Monday, March 2, 2009

Dedications

Until recently it seemed like everybody had too much to do everyday. This was our reward for having computers and cell phones and blackberries, etc. As an example, you recently dedicated two books to Conrad and Enzo* Scrivener, the sons of your friends Richard and A.J.

The first book you dedicated to them was Too Afraid to Scream, the third book in the Nighttime series. Then you promptly forgot you’d done that and dedicated Is That an Unlucky Leprechaun in Your Lunch to them.

The first dedication reads: “To Conrad and Enzo Scrivener” (Boring!!!!). The second dedication reads as follows: “Now that baseball has officially passed cricket, soccer, darts, rugby, and the Caber Toss** to become the most popular sport in all of Great Britain, this book is dedicated to two of Her Majesty’s most promising future homerun hitters, Conrad and Enzo Scrivener.”

Even though hardly anyone plays baseball in Great Britain, a few years ago, when you visited Richard and AJ in London, you brought Conrad and Enzo baseball mitts and balls.

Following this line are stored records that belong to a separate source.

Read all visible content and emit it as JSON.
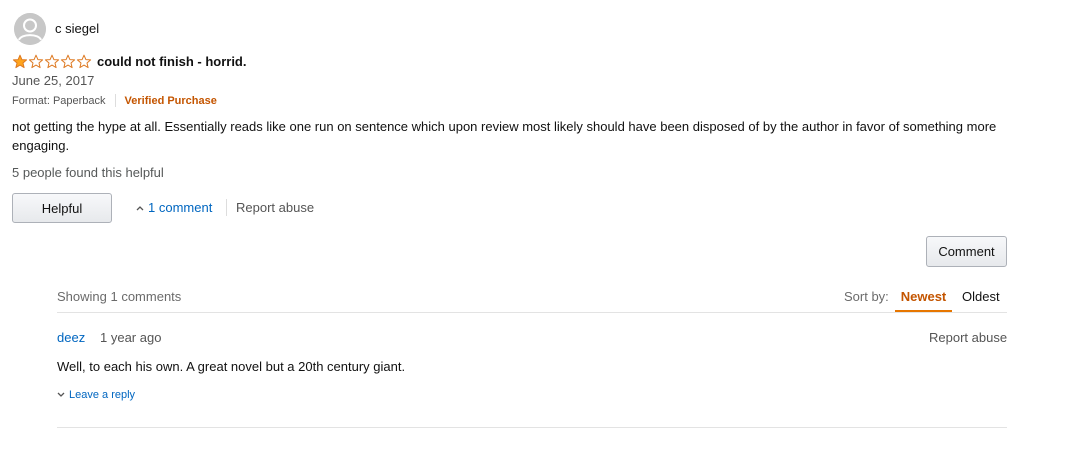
{
  "review": {
    "reviewer_name": "c siegel",
    "rating": 1,
    "max_rating": 5,
    "title": "could not finish - horrid.",
    "date": "June 25, 2017",
    "format": "Format: Paperback",
    "verified": "Verified Purchase",
    "body": "not getting the hype at all. Essentially reads like one run on sentence which upon review most likely should have been disposed of by the author in favor of something more engaging.",
    "helpful_count_text": "5 people found this helpful",
    "helpful_label": "Helpful",
    "comment_link": "1 comment",
    "report_abuse": "Report abuse"
  },
  "comments": {
    "comment_button": "Comment",
    "showing": "Showing 1 comments",
    "sort_by_label": "Sort by:",
    "sort_newest": "Newest",
    "sort_oldest": "Oldest",
    "items": [
      {
        "author": "deez",
        "time": "1 year ago",
        "report_abuse": "Report abuse",
        "text": "Well, to each his own. A great novel but a 20th century giant.",
        "reply_link": "Leave a reply"
      }
    ]
  },
  "colors": {
    "star_fill": "#ffa41c",
    "star_outline": "#de7921",
    "link": "#0066c0",
    "verified": "#c45500",
    "sort_active": "#c45500"
  },
  "icons": {
    "avatar": "user-avatar-icon",
    "star_filled": "star-filled-icon",
    "star_empty": "star-empty-icon",
    "chevron_up": "chevron-up-icon",
    "chevron_down": "chevron-down-icon"
  }
}
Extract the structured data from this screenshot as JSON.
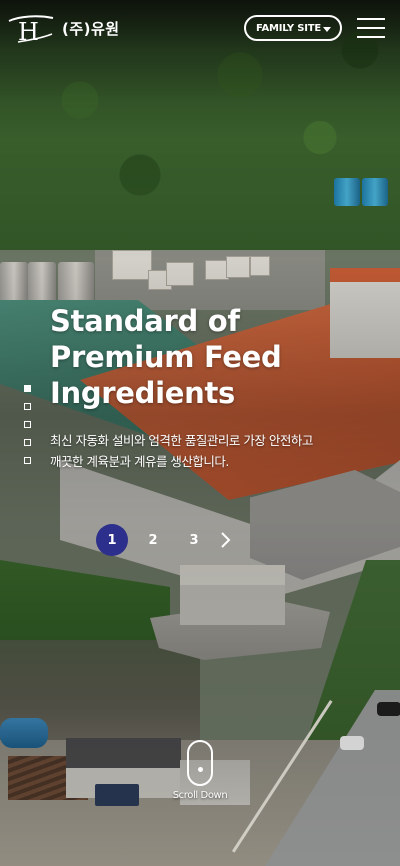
{
  "header": {
    "logo_letter": "H",
    "brand_name": "(주)유원",
    "family_site_label": "FAMILY SITE",
    "menu_icon": "hamburger-menu-icon"
  },
  "hero": {
    "title_lines": [
      "Standard of",
      "Premium Feed",
      "Ingredients"
    ],
    "description_lines": [
      "최신 자동화 설비와 엄격한 품질관리로 가장 안전하고",
      "깨끗한 계육분과 계유를 생산합니다."
    ],
    "background": "aerial-factory-photo"
  },
  "side_indicator": {
    "count": 5,
    "active_index": 0
  },
  "pagination": {
    "pages": [
      "1",
      "2",
      "3"
    ],
    "active_page": "1",
    "next_icon": "chevron-right-icon",
    "accent_color": "#2d2f8c"
  },
  "scroll": {
    "label": "Scroll Down",
    "icon": "mouse-scroll-icon"
  }
}
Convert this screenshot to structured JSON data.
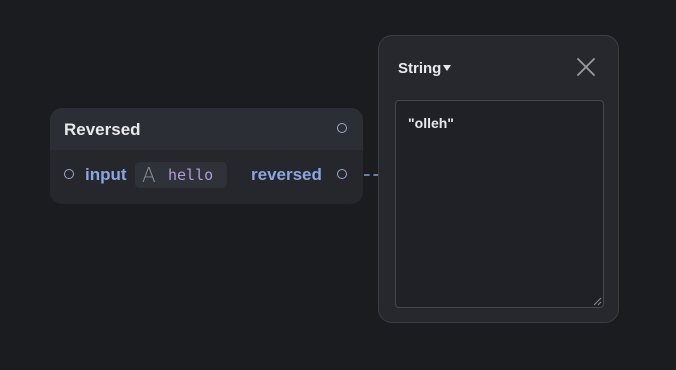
{
  "node": {
    "title": "Reversed",
    "input_label": "input",
    "input_value": "hello",
    "input_type_glyph": "A",
    "output_label": "reversed"
  },
  "inspector": {
    "type_label": "String",
    "value": "\"olleh\""
  },
  "colors": {
    "background": "#1b1c20",
    "node_body": "#25272d",
    "node_header": "#2c2e35",
    "port_label": "#8aa6e0",
    "string_value": "#b59bd8",
    "port_ring": "#93a8d6"
  },
  "icons": {
    "close": "close-icon",
    "caret": "caret-down-icon",
    "type": "string-type-icon",
    "grip": "resize-grip-icon"
  }
}
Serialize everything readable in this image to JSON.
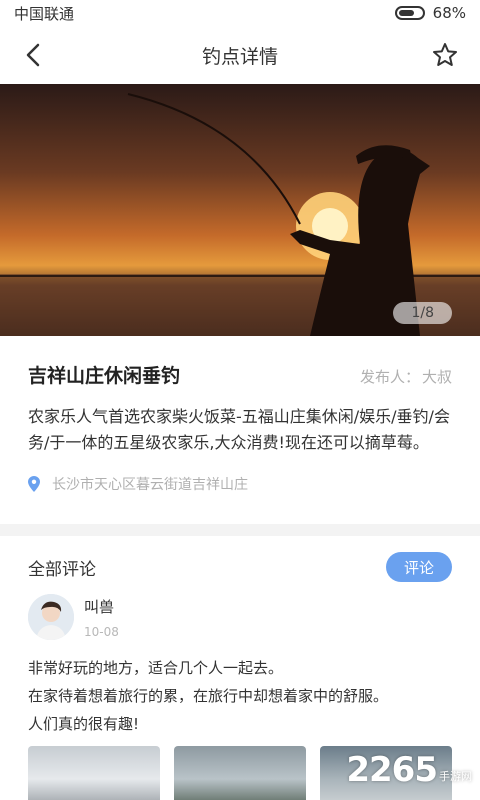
{
  "status_bar": {
    "carrier": "中国联通",
    "battery_text": "68%",
    "battery_level": 0.68
  },
  "nav": {
    "title": "钓点详情"
  },
  "hero": {
    "page_indicator": "1/8"
  },
  "spot": {
    "name": "吉祥山庄休闲垂钓",
    "publisher_label": "发布人：",
    "publisher_name": "大叔",
    "description": "农家乐人气首选农家柴火饭菜-五福山庄集休闲/娱乐/垂钓/会务/于一体的五星级农家乐,大众消费!现在还可以摘草莓。",
    "location": "长沙市天心区暮云街道吉祥山庄"
  },
  "comments": {
    "title": "全部评论",
    "button_label": "评论",
    "items": [
      {
        "username": "叫兽",
        "date": "10-08",
        "lines": [
          "非常好玩的地方，适合几个人一起去。",
          "在家待着想着旅行的累，在旅行中却想着家中的舒服。",
          "人们真的很有趣!"
        ]
      }
    ]
  },
  "watermark": {
    "number": "2265",
    "text": "手游网"
  },
  "colors": {
    "accent": "#6aa1ef",
    "divider": "#f3f3f3"
  }
}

Your reasoning was that since no one in their country actually plays baseball, this would make Conrad and Enzo two of the coolest kids in all of Great Britain (actually, it would merely reconfirm their position as two of the coolest kids in all of Great Britain).

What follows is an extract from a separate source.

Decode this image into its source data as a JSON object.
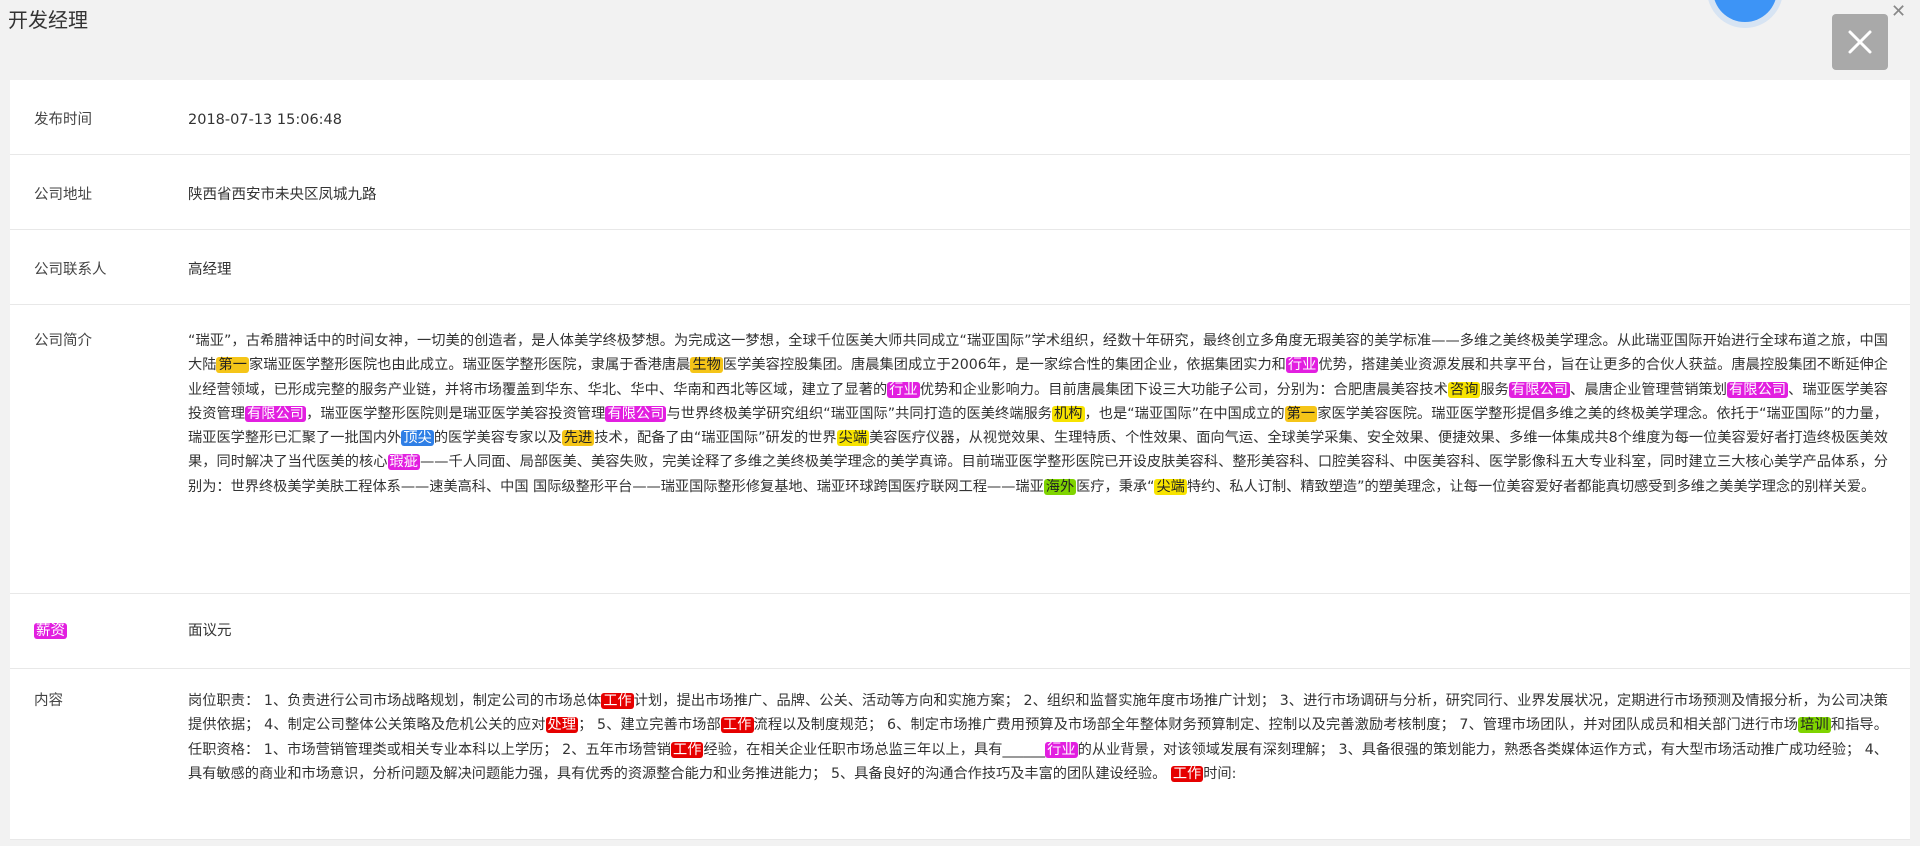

Once Conrad and Enzo master the art of baseball, they will be in the company of such other well-known historical European baseball players as Aristotle, the Greek philosopher and pitcher who threw a no-hitter for the Athens Angels in the seventh game of the 367 BC World Series against the Sparta Nosox, and Euripides, the Greek playwright, left fielder, and switch hitter on the Athens Angels.***


*Enzo got his name when Richard, at work, received a panicked phone call from the very pregnant A.J., who announced that she felt like she was going to give birth at any moment. Richard hopped into his Alfa Romero and raced home. Meanwhile, the emergency back-up friends and relatives who’d said they’d help get A.J. to the hospital could not be found, and Richard got mired in traffic. By the time he finally got home, AJ REALLY felt like she was going to give birth, which she eventually did, in the back seat of the Alfa Romero, in the hospital parking lot. The Alfa being an Italian car, they decided to name their son after the noted Italian car designer and speed demon, Enzo Ferrari.

**Seeing who can throw a telephone pole the farthest. No joke. This is a real sport over there. Those Brits really are a crazy bunch!

***He is not related to Euripides Pants and his brother Eusewidies Pants, who were both tailors.

Mr Bill says, “It’s a good thing he wasn’t born in a Yugo.”